Ancient supernovae showered radioactive iron on our planet, say astronomers
A pair of new studies examine deposits of a radioactive isotope of iron to investigate ancient supernova explosions near our planet.
Courtesy of Greg Stewart, SLAC National Accelerator Lab
When a dying star goes supernova, material sprays out into space. If this stellar burst of energy happens close enough, radioactive debris can rain down onto Earth.
This material could hold clues into mysteries of our own corner of space. So two research teams, in new studies both published Wednesday in the journal Nature, looked at deposits of the radioactive isotope iron-60 – essentially cosmic bread crumbs.
One team used the data in a model to determine when and where two recent, in cosmic terms, supernovae occurred. And their work could help unravel the mystery of the Local Bubble, a mass of hot gas that enshrouds our solar system.
The Local Bubble was identified decades ago, says Neil Gehrels, chief of the Astroparticle Physics Laboratory at NASA's Goddard Space Flight Center, who was not part of either new study. But "the origin of that bubble has been a mystery for a long time," he tells The Christian Science Monitor in an interview.
Scientists had speculated that supernovae produced such a massive gas bubble, Dr. Gehrels says. But this "is some of the really good first evidence of particular supernovae producing the local bubble."
Dieter Breitschwerdt, an astrophysicist at the Berlin Institute of Technology, led the research team that identified two supernovae that could have fed into the creation of the Local Bubble. One happened around 2.3 million years ago, while the other happened about 1.5 million years ago.
Both exploding stars were once members of a moving cluster of stars, a number of which likely went supernova. That cluster would have passed within 300 light years from Earth at the time that the two stars identified in this study exploded.
Dr. Breitschwerdt and colleagues spotted this cluster and modeled its trajectory in order to see if it fit with the timing of the iron-60 deposits and data linked to the Local Bubble. They turned the clock back on the star cluster and found that it was a match.
If they had been closer to the Earth, there would have been evidence of a much more damaging event, possibly even mass extinctions, at the time. But if it had been farther away, there wouldn't be as much iron-60. So the cluster's past trajectory fits right in the sweet-spot for the data.
"Either it's an incredible coincidence or it means that we are on the right track, we have found the right cluster and supernovae," Breitschwerdt tells the Monitor.
Breitschwerdt's paper used existing iron-60 data to identify and date the supernovae. But the other new Nature paper dug into ocean sediments, hunting for more.
"It does not exist naturally on Earth," Anton Wallner, a nuclear physicist at the Australian National University and lead author on the second paper, says of the radioactive material. "So if we find iron-60 on Earth, this would mean that it has to come from space somewhere."
Although meteorites that slam into the Earth can bring some iron-60, supernovae are the largest source, Dr. Wallner tells the Monitor in an interview.
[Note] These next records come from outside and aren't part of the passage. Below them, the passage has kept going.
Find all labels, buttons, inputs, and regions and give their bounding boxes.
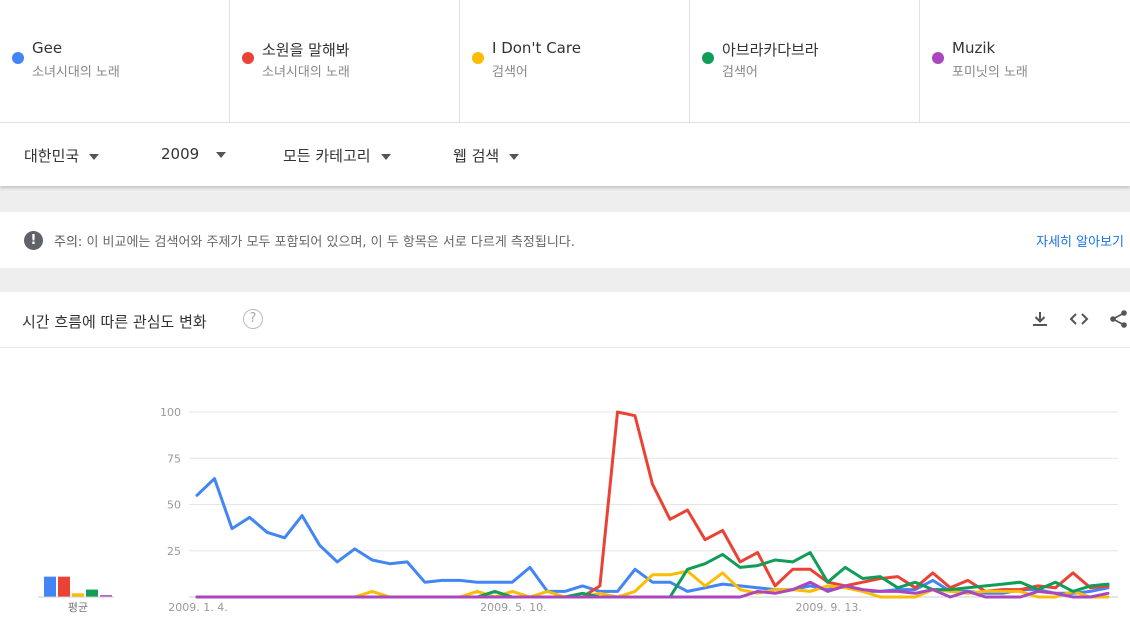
interest-over-time-card: 시간 흐름에 따른 관심도 변화 ? 100 75 50 25 2009. 1. 4. 2… [0, 292, 1130, 619]
average-bar-4 [86, 589, 98, 597]
term-color-dot [12, 52, 24, 64]
chevron-down-icon [380, 153, 391, 160]
term-color-dot [242, 52, 254, 64]
term-name: Muzik [952, 39, 996, 57]
interest-chart: 100 75 50 25 2009. 1. 4. 2009. 5. 10. 2009. 9.… [38, 406, 1118, 614]
average-bar-2 [58, 576, 70, 597]
term-color-dot [472, 52, 484, 64]
notice-label: 주의: [54, 235, 83, 250]
term-5[interactable]: Muzik 포미닛의 노래 [919, 0, 1130, 122]
download-icon[interactable] [1030, 309, 1050, 329]
y-tick-label: 25 [167, 545, 181, 558]
question-circle-icon[interactable]: ? [243, 309, 263, 329]
embed-code-icon[interactable] [1069, 309, 1089, 329]
term-1[interactable]: Gee 소녀시대의 노래 [0, 0, 229, 122]
term-name: 소원을 말해봐 [262, 41, 350, 59]
term-name: Gee [32, 39, 63, 57]
x-tick-label: 2009. 9. 13. [795, 601, 861, 614]
average-bar-1 [44, 576, 56, 597]
term-name: I Don't Care [492, 39, 581, 57]
y-tick-label: 75 [167, 452, 181, 465]
term-type: 소녀시대의 노래 [32, 65, 120, 80]
notice-text: 주의: 이 비교에는 검색어와 주제가 모두 포함되어 있으며, 이 두 항목은… [54, 231, 575, 250]
chevron-down-icon [89, 153, 100, 160]
y-tick-label: 50 [167, 499, 181, 512]
period-filter-label: 2009 [161, 145, 200, 163]
card-divider [0, 347, 1130, 348]
average-bar-5 [100, 595, 112, 597]
series-line-5 [195, 580, 1110, 599]
period-filter[interactable]: 2009 [161, 145, 227, 163]
y-tick-label: 100 [160, 406, 181, 419]
region-filter-label: 대한민국 [24, 147, 80, 165]
term-color-dot [932, 52, 944, 64]
x-tick-label: 2009. 1. 4. [168, 601, 227, 614]
category-filter[interactable]: 모든 카테고리 [283, 145, 391, 166]
term-type: 포미닛의 노래 [952, 65, 1028, 80]
chevron-down-icon [216, 151, 227, 158]
search-type-filter-label: 웹 검색 [453, 147, 500, 165]
average-bar-3 [72, 593, 84, 597]
term-type: 검색어 [722, 65, 758, 80]
average-label: 평균 [68, 601, 88, 614]
x-tick-label: 2009. 5. 10. [480, 601, 546, 614]
term-type: 소녀시대의 노래 [262, 65, 350, 80]
comparison-notice: ! 주의: 이 비교에는 검색어와 주제가 모두 포함되어 있으며, 이 두 항… [0, 212, 1130, 268]
warning-icon: ! [24, 231, 43, 250]
term-3[interactable]: I Don't Care 검색어 [459, 0, 689, 122]
comparison-terms: Gee 소녀시대의 노래 소원을 말해봐 소녀시대의 노래 I Don't Care 검색… [0, 0, 1130, 123]
chart-card-title: 시간 흐름에 따른 관심도 변화 [22, 313, 207, 331]
term-type: 검색어 [492, 65, 528, 80]
notice-body: 이 비교에는 검색어와 주제가 모두 포함되어 있으며, 이 두 항목은 서로 … [86, 235, 575, 250]
filter-bar: 대한민국 2009 모든 카테고리 웹 검색 [0, 123, 1130, 186]
learn-more-link[interactable]: 자세히 알아보기 [1036, 235, 1124, 250]
term-color-dot [702, 52, 714, 64]
search-type-filter[interactable]: 웹 검색 [453, 145, 520, 166]
chevron-down-icon [509, 153, 520, 160]
category-filter-label: 모든 카테고리 [283, 147, 371, 165]
share-icon[interactable] [1109, 309, 1129, 329]
region-filter[interactable]: 대한민국 [24, 145, 100, 166]
term-name: 아브라카다브라 [722, 41, 819, 59]
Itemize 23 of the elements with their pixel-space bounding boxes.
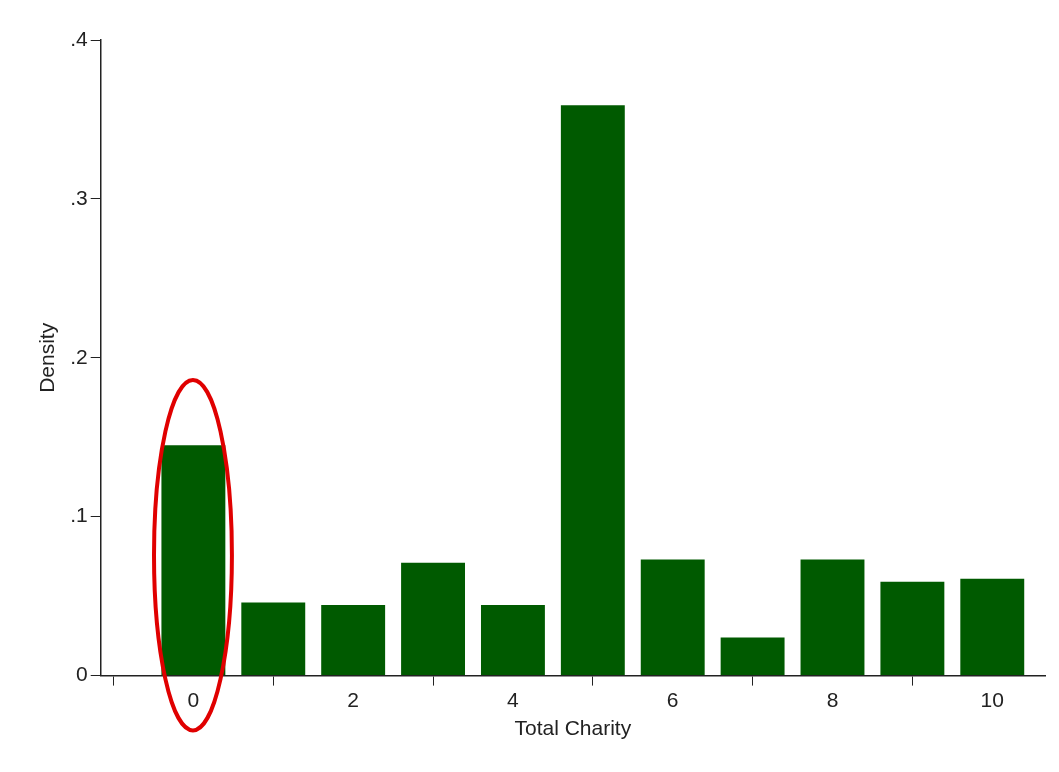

The team took more than 100 samples from ocean floors across the globe, looking through layers of sediment in order to identify sections that contain iron-60.
For the sediments from between 1.5 and 3 million years ago, there was a strong signal of the radioactive substance, Wallner says. This is consistent with Breitschwerdt's findings as well.
But the researchers didn't stop there. They dug further and found evidence of an even more ancient supernova, between about 6.5 and 8 million years ago.
What impact could supernovae have on our planet?
Besides possibly creating the Local Bubble, supernovae can disrupt Earth systems depending on how close they are when they explode.
Most scientists agree that, at least for the kind of life found on Earth, supernovae typically have a "death radius," as Breitschwerdt calls it, of about 30 light years. Stellar explosions that close would bombard our planet with radiation so strong that it would destroy the ozone layer, allowing radiation to flow freely down onto the surface of the planet. Mass extinctions would ensue.
But that doesn't mean a supernova 300 light years away would have no effect.
A blast of particles from stellar explosions might also help seed cloud formation. Increased cloud cover could chill the planet, possibly even kicking off an ice age. Perhaps the most recent nearby supernovae identified in these new studies even contributed to the most recent ice ages on Earth.
Could a catastrophic supernova happen in the near future?
There are supernova going off all over the universe all the time, says Gehrels. But to see one in our corner of the universe is only likely to happen once to three times over a billion years, he says.
And, Wallner says, "There are no candidates for stars which could have a serious impact."